Although. Dickens reviewed and closely edited The Moonstone six months before it began its serial run in All the Year Round, and he gave his sub-editor W.H. Wills a very favourable review of the story. A year later, as the novel drew to a close, Dickens quite reversed his opinion, saying "The construction is wearisome beyond endurance, and there is a vein of obstinate conceit in it that makes enemies of readers." People have puzzled over Dickens's reversal of opinion, but my introduction suggests it may have something to do with Wilkie's preface to 1868 complete edition. Dickens wouldn't have seen this until he received his early, complimentary copy of the full story, which was to be published by a different company. Meaning, Dickens had no control over what Collins wrote. In the preface, Collins speaks of the famous Koh-i-Noor (or Mountain of Light) diamond, which was taken from India and sits in the Queen's crown.

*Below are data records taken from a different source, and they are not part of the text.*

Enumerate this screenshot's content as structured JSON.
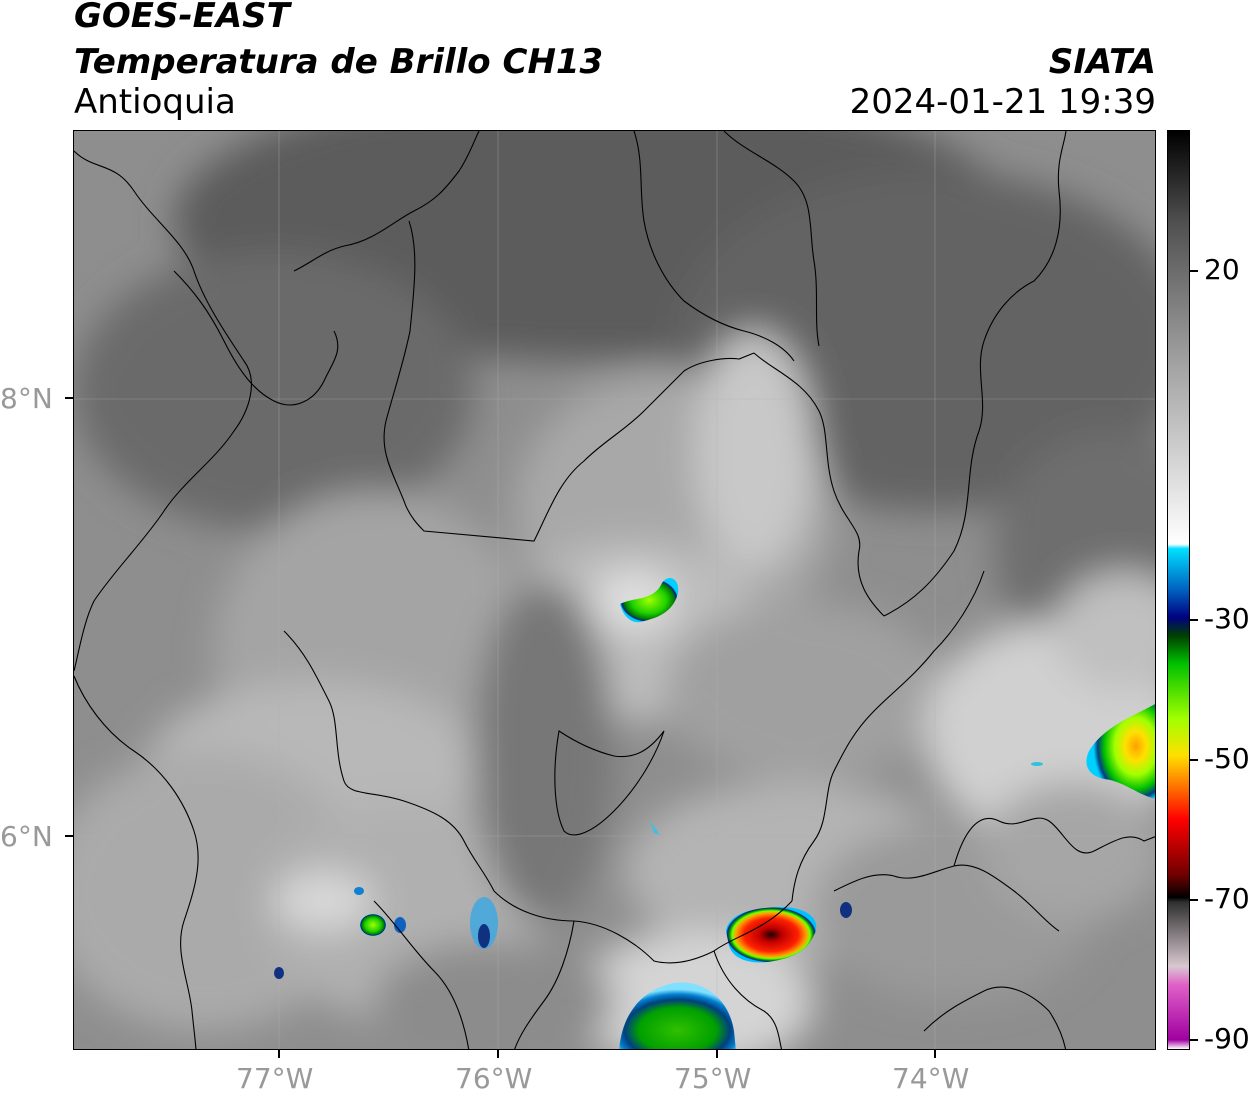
{
  "header": {
    "title_line1": "GOES-EAST",
    "title_line2": "Temperatura de Brillo CH13",
    "title_line3": "Antioquia",
    "right_line1": "SIATA",
    "right_line2": "2024-01-21 19:39"
  },
  "axes": {
    "lat_labels": [
      "8°N",
      "6°N"
    ],
    "lon_labels": [
      "77°W",
      "76°W",
      "75°W",
      "74°W"
    ]
  },
  "colorbar": {
    "tick_labels": [
      "20",
      "-30",
      "-50",
      "-70",
      "-90"
    ],
    "stops": [
      {
        "t": 0,
        "color": "#ffffff"
      },
      {
        "t": 0.01,
        "color": "#a000a0"
      },
      {
        "t": 0.07,
        "color": "#e060c8"
      },
      {
        "t": 0.09,
        "color": "#d8c8d0"
      },
      {
        "t": 0.16,
        "color": "#303030"
      },
      {
        "t": 0.165,
        "color": "#000000"
      },
      {
        "t": 0.19,
        "color": "#700000"
      },
      {
        "t": 0.25,
        "color": "#ff0000"
      },
      {
        "t": 0.29,
        "color": "#ff8000"
      },
      {
        "t": 0.32,
        "color": "#ffe000"
      },
      {
        "t": 0.36,
        "color": "#a0ff00"
      },
      {
        "t": 0.42,
        "color": "#00c000"
      },
      {
        "t": 0.45,
        "color": "#004000"
      },
      {
        "t": 0.47,
        "color": "#000080"
      },
      {
        "t": 0.5,
        "color": "#0060c0"
      },
      {
        "t": 0.545,
        "color": "#00e0ff"
      },
      {
        "t": 0.55,
        "color": "#ffffff"
      },
      {
        "t": 0.75,
        "color": "#a0a0a0"
      },
      {
        "t": 0.9,
        "color": "#505050"
      },
      {
        "t": 1.0,
        "color": "#000000"
      }
    ]
  },
  "map": {
    "background_color": "#8a8a8a"
  }
}
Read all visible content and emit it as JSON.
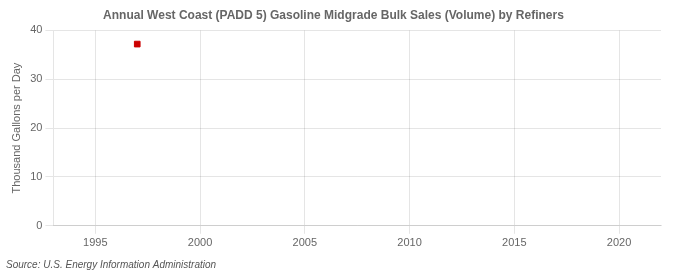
{
  "chart_data": {
    "type": "scatter",
    "title": "Annual West Coast (PADD 5) Gasoline Midgrade Bulk Sales (Volume) by Refiners",
    "ylabel": "Thousand Gallons per Day",
    "source": "Source: U.S. Energy Information Administration",
    "x": [
      1997
    ],
    "values": [
      37.2
    ],
    "color": "#cc0000",
    "marker": "square",
    "xlim": [
      1993,
      2022
    ],
    "xticks": [
      1995,
      2000,
      2005,
      2010,
      2015,
      2020
    ],
    "ylim": [
      0,
      40
    ],
    "yticks": [
      0,
      10,
      20,
      30,
      40
    ],
    "grid": true
  }
}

|It's the huge one in the middle there.|
In the preface, Collins says "The famous Koh-i-Noor is also supposed to have been one of the sacred gems of India; and, more than this, to have been the subject of a prediction, which prophesied certain misfortune to the persons who should divert it from its ancient uses." The Queen of England cursed. The jewel in the crown tainted. Collins was sayin' some stuff. My introduction doubts, however, that Collins was writing The Moonstone as an anti-Imperial text. He presents too many viewpoints, literally and politically, for us to say for sure what his opinion was.
Sutherland, John. Introduction. The Moonstone. By Wilkie Collins. 1868. New York: Oxford University Press, 1999. vii-xxix.